At the History Restaurant you don’t just experience the past, you have it served on a plate. The chhota peg consists of a shot glass of ginger wine. You take small sips, while deciding whether to go Anglo-Indian, Syrian, Jewish, Dutch, Portuguese or Fish Moillee, plain and simple Kochi style.

“I am a traditionalist when making my dishes,” explains Chef Ajeeth Janardhan, “but a modernist when presenting them.”

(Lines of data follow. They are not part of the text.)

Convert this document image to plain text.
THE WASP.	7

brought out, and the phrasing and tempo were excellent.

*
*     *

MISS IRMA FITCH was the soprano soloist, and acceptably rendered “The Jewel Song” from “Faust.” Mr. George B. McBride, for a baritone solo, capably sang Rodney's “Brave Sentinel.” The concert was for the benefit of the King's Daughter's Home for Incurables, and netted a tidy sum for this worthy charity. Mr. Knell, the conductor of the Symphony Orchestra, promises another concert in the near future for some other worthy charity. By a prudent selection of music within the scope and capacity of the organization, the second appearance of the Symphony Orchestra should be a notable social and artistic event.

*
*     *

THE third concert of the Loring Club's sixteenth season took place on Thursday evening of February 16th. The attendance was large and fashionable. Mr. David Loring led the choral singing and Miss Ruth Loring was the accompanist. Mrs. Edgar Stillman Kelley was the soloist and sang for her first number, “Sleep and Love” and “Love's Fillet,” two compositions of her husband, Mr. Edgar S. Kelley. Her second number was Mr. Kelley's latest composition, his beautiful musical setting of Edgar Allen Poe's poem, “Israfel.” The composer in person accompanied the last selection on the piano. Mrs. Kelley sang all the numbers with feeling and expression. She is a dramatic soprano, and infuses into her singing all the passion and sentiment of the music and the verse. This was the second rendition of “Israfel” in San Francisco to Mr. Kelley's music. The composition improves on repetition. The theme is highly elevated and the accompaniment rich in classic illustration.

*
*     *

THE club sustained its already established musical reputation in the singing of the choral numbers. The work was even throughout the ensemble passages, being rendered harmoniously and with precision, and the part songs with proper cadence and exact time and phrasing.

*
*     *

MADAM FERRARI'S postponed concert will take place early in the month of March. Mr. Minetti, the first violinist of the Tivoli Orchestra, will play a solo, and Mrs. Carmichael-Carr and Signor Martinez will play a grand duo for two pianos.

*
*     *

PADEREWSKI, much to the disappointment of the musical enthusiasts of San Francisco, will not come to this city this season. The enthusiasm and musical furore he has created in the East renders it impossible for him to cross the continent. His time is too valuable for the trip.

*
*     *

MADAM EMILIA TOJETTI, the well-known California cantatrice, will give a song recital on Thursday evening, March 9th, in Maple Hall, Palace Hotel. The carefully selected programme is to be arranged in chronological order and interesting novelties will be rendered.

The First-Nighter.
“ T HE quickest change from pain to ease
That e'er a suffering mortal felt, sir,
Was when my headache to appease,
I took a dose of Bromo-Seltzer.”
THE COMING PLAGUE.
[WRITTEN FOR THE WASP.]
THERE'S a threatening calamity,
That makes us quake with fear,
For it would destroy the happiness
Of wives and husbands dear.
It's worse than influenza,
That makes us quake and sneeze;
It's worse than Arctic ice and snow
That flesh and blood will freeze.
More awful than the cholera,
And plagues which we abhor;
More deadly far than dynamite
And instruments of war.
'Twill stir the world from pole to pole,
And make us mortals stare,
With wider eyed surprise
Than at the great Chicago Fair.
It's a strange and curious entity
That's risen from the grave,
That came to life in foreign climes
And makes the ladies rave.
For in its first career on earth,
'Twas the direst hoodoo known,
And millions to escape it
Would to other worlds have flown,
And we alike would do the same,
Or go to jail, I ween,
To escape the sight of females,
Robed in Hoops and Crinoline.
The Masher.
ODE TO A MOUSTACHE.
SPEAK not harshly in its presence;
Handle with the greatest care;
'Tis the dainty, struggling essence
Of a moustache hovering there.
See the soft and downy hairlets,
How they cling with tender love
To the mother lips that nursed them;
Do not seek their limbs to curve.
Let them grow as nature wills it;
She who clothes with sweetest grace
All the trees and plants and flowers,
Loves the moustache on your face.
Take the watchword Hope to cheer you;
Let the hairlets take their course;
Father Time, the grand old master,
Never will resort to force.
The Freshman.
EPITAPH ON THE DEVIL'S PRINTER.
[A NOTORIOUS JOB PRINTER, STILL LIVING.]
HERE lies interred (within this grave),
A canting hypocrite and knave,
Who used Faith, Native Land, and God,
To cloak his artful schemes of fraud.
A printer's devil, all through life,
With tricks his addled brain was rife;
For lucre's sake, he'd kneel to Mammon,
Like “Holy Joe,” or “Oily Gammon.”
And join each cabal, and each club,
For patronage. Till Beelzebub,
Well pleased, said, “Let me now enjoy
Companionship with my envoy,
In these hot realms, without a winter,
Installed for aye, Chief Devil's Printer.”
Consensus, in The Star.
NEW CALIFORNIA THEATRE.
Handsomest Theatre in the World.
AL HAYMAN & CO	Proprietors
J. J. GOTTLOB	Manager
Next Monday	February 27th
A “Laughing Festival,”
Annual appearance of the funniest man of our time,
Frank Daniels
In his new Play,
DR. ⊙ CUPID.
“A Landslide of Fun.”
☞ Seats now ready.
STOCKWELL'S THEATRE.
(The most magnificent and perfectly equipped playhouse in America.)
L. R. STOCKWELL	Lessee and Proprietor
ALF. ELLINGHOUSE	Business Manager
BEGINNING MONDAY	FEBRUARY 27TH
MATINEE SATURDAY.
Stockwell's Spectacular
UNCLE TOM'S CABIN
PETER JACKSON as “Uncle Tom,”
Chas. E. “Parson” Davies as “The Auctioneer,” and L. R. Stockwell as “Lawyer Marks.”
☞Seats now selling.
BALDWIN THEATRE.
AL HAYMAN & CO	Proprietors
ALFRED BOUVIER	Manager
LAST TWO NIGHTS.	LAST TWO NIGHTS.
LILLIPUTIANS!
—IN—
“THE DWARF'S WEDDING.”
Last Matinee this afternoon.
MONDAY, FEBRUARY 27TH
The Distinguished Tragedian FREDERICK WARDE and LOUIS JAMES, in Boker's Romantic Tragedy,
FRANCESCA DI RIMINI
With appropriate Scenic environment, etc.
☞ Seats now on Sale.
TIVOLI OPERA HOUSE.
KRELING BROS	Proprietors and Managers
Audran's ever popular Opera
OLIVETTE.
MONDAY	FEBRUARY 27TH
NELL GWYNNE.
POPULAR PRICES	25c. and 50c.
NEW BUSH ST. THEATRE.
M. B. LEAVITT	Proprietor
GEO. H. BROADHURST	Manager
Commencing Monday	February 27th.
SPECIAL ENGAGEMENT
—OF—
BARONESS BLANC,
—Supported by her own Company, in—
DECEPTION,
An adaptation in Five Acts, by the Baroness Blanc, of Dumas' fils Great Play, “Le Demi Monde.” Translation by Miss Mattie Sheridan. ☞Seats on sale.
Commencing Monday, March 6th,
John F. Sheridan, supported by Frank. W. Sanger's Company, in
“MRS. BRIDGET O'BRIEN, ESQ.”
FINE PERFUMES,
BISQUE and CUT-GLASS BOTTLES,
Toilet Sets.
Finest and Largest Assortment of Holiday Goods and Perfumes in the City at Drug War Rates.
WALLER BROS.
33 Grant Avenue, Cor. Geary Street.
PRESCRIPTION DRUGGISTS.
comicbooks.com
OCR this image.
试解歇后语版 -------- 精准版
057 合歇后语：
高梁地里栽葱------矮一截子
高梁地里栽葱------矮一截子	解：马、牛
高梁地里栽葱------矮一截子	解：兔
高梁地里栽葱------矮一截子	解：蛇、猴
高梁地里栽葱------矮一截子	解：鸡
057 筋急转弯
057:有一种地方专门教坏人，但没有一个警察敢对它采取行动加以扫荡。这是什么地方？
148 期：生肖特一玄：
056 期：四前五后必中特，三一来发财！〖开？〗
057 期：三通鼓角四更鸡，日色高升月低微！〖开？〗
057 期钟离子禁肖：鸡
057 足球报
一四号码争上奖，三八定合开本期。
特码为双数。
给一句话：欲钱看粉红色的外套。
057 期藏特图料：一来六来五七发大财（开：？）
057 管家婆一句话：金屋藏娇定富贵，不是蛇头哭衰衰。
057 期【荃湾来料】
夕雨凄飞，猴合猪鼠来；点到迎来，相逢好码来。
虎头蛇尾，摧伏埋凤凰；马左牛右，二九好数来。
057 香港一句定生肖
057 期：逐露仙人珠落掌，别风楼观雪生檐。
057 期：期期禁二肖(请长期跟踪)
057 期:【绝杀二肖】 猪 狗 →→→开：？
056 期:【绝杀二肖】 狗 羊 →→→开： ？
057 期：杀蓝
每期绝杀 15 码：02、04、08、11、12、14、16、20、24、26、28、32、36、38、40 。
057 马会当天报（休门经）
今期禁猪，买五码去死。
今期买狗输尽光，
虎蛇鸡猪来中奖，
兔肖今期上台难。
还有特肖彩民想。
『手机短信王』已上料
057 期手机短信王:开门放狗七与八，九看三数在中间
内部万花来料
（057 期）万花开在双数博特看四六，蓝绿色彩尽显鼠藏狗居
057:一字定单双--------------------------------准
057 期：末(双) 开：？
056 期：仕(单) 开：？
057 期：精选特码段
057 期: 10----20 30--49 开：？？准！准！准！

His dishes remain true to his claim. We try the crab soup and that favourite of Anglo-Indian ladies who lived in hill-stations with small yapping dogs by their feet—the mince cutlet, or breaded croquette. It comes in a bullet shape in a pool of dark juices, with diced beetroot by the side. We try the main dishes consisting of a railway mutton curry. With its bone sticking out like a miniature cannon, it celebrates an army captain who went to the kitchen pantry in the train because he had scalded his mouth eating railway mutton curry and barked ‘Koi Hai?’ The train’s cook added a dash of coconut milk and the railway mutton curry marched its way into culinary history. The fish is a Jew town specialty. It sits encrusted with shallots on a platter with a fat purple aubergine like a Jewish mother by its side, brandishing a fried okra and fistful of potatoes.

There’s just space for the coconut-jaggery baked custard, the local delight Vattalappam, served with candied slivers of pineapple.

When we step outside, the night seems spangled with flying fish. A street vendor is tossing fluorescent balls of coloured lights into the air and watching them trace patterns in the velvety darkness of a Kerala sky.